Shortly before I left England, I’d been approached by another old face from the old country.
“Hi there. I heard you were coming over. Do you fancy a trip up north? We can meet up and I’ll show what life’s really like up here”.
It was a three hour drive up from Efrat and that was lovely, spending some quality time with Antony in the car, just chewing the fat, just being mates. I found out some stuff about why he was here, tales of getting bullied, beaten up for being a Jew (the familiar “Fuck off back to where you come from” stuff), tales of family in the Holocaust… The sort of stuff that makes the words “a Jewish state” sound very reassuring and very appealing.
We were supposed to meet in “my village” Kfar Veradim in the Galilee, but Kfar Veradim is far from a village. Another new town, bigger than Efrat, Kfar Veradim was established in 1982 and is green and well-laid out with big wide streets and statues. It looks curious, an affluent oasis in the hills of the north. There’s a vibrant industrial estate where SanDisk has its HQ and hi-tech companies share space with car companies. The car park’s full and bright young things walk around looking cool and hip. The potted plants gleam and the glass and chrome shines.

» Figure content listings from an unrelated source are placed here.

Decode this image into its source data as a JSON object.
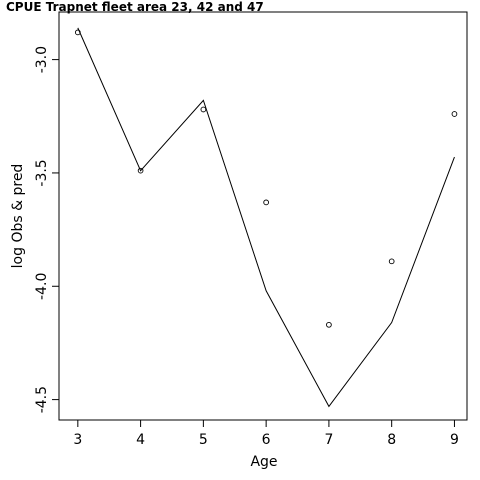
{
  "chart_data": {
    "type": "line",
    "title": "CPUE Trapnet fleet area 23, 42 and 47",
    "xlabel": "Age",
    "ylabel": "log Obs & pred",
    "x": [
      3,
      4,
      5,
      6,
      7,
      8,
      9
    ],
    "xlim": [
      2.7,
      9.2
    ],
    "ylim": [
      -4.59,
      -2.79
    ],
    "xticks": [
      3,
      4,
      5,
      6,
      7,
      8,
      9
    ],
    "xtick_labels": [
      "3",
      "4",
      "5",
      "6",
      "7",
      "8",
      "9"
    ],
    "yticks": [
      -3.0,
      -3.5,
      -4.0,
      -4.5
    ],
    "ytick_labels": [
      "-3.0",
      "-3.5",
      "-4.0",
      "-4.5"
    ],
    "grid": false,
    "series": [
      {
        "kind": "points",
        "marker": "open-circle",
        "values": [
          -2.88,
          -3.49,
          -3.22,
          -3.63,
          -4.17,
          -3.89,
          -3.24
        ]
      },
      {
        "kind": "line",
        "values": [
          -2.86,
          -3.49,
          -3.18,
          -4.02,
          -4.53,
          -4.16,
          -3.43
        ]
      }
    ]
  }
}
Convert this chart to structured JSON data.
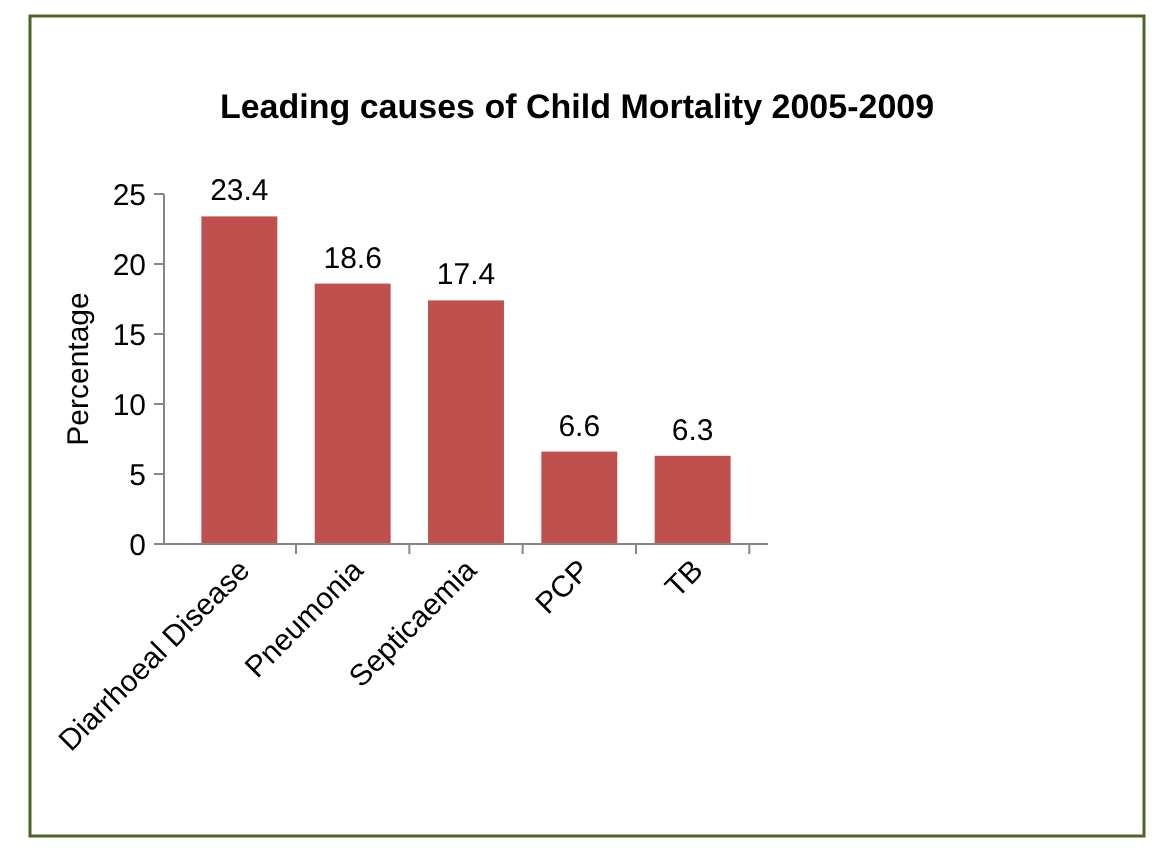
{
  "chart_data": {
    "type": "bar",
    "title": "Leading causes of Child Mortality 2005-2009",
    "ylabel": "Percentage",
    "categories": [
      "Diarrhoeal Disease",
      "Pneumonia",
      "Septicaemia",
      "PCP",
      "TB"
    ],
    "values": [
      23.4,
      18.6,
      17.4,
      6.6,
      6.3
    ],
    "color": "#c0504d",
    "ylim": [
      0,
      25
    ],
    "yticks": [
      0,
      5,
      10,
      15,
      20,
      25
    ],
    "data_labels": true
  }
}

Natan had said he’d introduce me to Lt. Col. Sarit Zehavi, CEO and founder of the Alma Research and Education Center and, listen I’m up for anything interesting but this is where it got a bit weird.
We had coffee and chatted about the old days and what we were doing now, about Spurs – like all proper Spurs fans, we had nothing but disappointment and negativity in the new season – and just chatted like mates. Then he said “Come, let’s go and meet Sarit”.
So we drove to the industrial estate where there was an office block – all atrium and light, lots of those potted plants and cool looking people – and went up to the Alma offices.
Sarit was – and I hope she doesn’t mind me saying this – fit in every sense. She was very attractive, but clearly sharp as a tack and bright as a button. She was also very clearly not to be messed with. Let’s put it this way. No one was going to be making glib sexist comments to Sarit.
“So Natan tells me you have a blog. Tell me, what’s the reach and who is your audience?”
What’s the reach and who is my audience? “Well, I sometimes put it on Facebook, got 15 likes once. My wife thinks it’s very good…”
I think it took Sarit about…. hmmm, a couple of seconds to work out the lay of the land, but – bless her – she’d allotted me the time so I was going to get the treatment.
Actually, she was a sweetheart and we got on great. Up north is right by the border with Lebanon and up here the story isn’t Palestine, it’s Hezbollah and Iran. There’s also
“Jed, tell me. What’s going on in England? Is everything I’m reading true?”
Everyone here loves that story.
The situation in the north is very tricky and very real. Not that you’d know it from the press in the UK which seems to think that Israel is the root of all evil in the Middle East, but Iran is a serious threat and has very dangerous expansionist ideas – dangerous not just to Israel but to the whole region and therefore the world. That Corbyn has appeared on and taken money from Press TV, Iran’s state TV propaganda channel… Oh, don’t start me. You see what you’ve done now?
We spent most of the day with Sarit and she was a sweetie. Despite pretty quickly figuring me for what I am – a nice bloke whose wife sometimes likes his blog – she was a sweetie. We went up to a lookout point where she gave me a pair of proper army binoculars and she showed me the border, where Hezbollah have their weapons, where the rocket launchers are and she explained what they could do.
It’s beautiful up there, the hills, the clean air. But I’m not sure I could live up there with all the bomb shelters and the rockets aimed at me and my family. As we drove back to Kfar Veradim and to lunch, the thought occurred – and not for the first time – you’ve got to really want to live here to live here. The people up here have a certainty and a there’s very little in the way of introspection. They were properly lovely to me – well, OK, I’m an influential social media influencer with a hard core, devoted readership and I was going to speak to her later – so maybe it’s not surprising they were nice to me, but they’re properly proud of their place, of what they’ve achieved.
We went to lunch at a local Druze cafe, and as we sat there eating a substantial meze, I mulled. It takes a special kind of person to build communities like Kfar Veradim and to live there – really, a bijou flat in the centre of Brighton is much easier – and so full power to them.